Une telle démarche complémentaire a déjà été amorcée : 50 % des engagements financiers de l'AFD présentent désormais des «co-bénéfices» en matière de lutte contre le dérèglement climatique - soit, en 2013, 2,4 milliards d'euros. Cette prise en compte systématique de la dimension climatique rend cohérente notre action pour le développement. Elle doit permettre une durabilité des investissements et intégrer les besoins spécifiques des pays les plus pauvres et les plus vulnérables.
Je souhaite aussi que l'AFD apporte tout son soutien à l'équipe «climat», que cela soit en apportant un appui technique sur les questions d'architecture financière internationale ou en confortant sa stratégie d'influence à l'égard des grands pays parties à la négociation.
Je souhaite enfin que l'AFD joue un rôle important dans la définition des contributions nationales que chaque pays devra présenter en vue de la conférence de Paris - dès le premier trimestre 2015 si possible. De nombreux États africains et des petits états insulaires nous ont indiqué à Lima leur manque de capacités pour parvenir à élaborer leurs contributions. Afin de permettre au maximum de pays d'être prêts avant Paris, plusieurs organisations internationales - en particulier le PNUD - ou certains États - Allemagne, États-Unis, Royaume-Uni - appuient ce processus. Je compte sur l'AFD pour amplifier cette dynamique et poursuivre le travail déjà entrepris. L'AFD doit, concrètement, à la fois financer des projets d'expertise technique et apporter son expertise propre aux gouvernements et aux porteurs de projets dans ces pays. Ce travail devra s'effectuer en lien étroit avec la nouvelle agence Expertise France, mise en place au 1er janvier. Il y a urgence.
Deuxième enjeu majeur pour l'AFD en 2015 : l'accompagnement des États fragiles pour réagir aux crises et prévenir les conflits.
La France dispose d'une capacité à réagir rapidement aux crises internationales. Nous l'avons démontré au Mali, en Centrafrique, ou en matière sanitaire dans notre lutte contre l'épidémie Ebola.
Sur tous ces fronts, l'AFD a pris sa part du dispositif. Vous avez été à l'origine de la création en 2014 d'un fonds multi-bailleurs spécifique à la RCA, le fonds Bêkou. Objectif : mobiliser de façon rapide et efficace les efforts de la communauté internationale en faveur de la stabilisation et de la reconstruction du pays. Ce projet a fait ses preuves : il a entraîné la mobilisation de l'Union européenne, de l'Allemagne et des Pays-Bas.

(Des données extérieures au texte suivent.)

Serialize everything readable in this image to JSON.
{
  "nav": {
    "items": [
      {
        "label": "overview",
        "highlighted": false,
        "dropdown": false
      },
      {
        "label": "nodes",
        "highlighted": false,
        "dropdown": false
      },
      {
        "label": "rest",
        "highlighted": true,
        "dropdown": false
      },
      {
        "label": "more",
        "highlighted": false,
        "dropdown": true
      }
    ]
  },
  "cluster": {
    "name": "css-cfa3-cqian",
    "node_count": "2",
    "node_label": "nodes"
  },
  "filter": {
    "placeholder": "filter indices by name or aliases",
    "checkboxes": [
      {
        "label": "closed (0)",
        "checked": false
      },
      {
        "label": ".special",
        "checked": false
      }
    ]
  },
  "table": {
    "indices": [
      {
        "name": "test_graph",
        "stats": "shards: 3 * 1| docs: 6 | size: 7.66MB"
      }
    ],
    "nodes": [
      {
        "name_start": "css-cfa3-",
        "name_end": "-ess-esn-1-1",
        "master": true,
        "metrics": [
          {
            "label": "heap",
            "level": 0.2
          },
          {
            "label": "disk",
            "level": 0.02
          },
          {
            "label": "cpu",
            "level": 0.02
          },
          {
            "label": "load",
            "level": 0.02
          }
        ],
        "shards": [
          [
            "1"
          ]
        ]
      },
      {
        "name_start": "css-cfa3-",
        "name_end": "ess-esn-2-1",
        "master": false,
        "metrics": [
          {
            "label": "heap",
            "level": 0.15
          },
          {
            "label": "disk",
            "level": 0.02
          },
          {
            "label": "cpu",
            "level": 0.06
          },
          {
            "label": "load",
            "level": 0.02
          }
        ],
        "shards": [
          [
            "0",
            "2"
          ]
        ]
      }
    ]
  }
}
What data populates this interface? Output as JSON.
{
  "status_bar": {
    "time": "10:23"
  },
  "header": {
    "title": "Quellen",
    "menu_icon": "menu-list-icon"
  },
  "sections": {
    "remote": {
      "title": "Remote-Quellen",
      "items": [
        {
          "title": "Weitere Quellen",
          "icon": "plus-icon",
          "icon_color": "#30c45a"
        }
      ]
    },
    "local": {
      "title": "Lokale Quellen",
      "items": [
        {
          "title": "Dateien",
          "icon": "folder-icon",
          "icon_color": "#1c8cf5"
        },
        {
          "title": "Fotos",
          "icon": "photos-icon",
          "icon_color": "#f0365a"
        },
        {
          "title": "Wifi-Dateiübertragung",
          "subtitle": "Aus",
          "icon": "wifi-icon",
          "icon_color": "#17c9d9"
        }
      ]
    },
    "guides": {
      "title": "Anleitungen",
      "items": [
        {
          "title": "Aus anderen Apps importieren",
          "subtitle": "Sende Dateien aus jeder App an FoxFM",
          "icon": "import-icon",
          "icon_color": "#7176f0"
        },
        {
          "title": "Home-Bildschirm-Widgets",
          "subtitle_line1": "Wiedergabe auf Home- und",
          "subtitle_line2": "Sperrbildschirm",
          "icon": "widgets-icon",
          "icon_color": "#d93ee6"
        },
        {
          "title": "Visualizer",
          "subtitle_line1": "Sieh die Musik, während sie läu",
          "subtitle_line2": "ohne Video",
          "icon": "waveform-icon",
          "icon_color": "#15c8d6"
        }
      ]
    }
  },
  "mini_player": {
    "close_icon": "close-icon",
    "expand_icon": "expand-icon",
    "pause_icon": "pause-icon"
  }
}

Cette initiative réussie peut constituer une référence pour l'avenir ; elle fournit en tout cas un exemple de la façon dont l'AFD a su innover en ajustant ses outils et modes d'intervention.
Sans remettre en cause la pertinence de l'aide bilatérale, cette approche collective, européenne, constitue un instrument novateur de mise en œuvre de l'aide. Elle répond aux exigences de réactivité, d'efficacité, et de coordination qui doivent régir la mise en œuvre de l'aide internationale dans un pays fragile en sortie de crise.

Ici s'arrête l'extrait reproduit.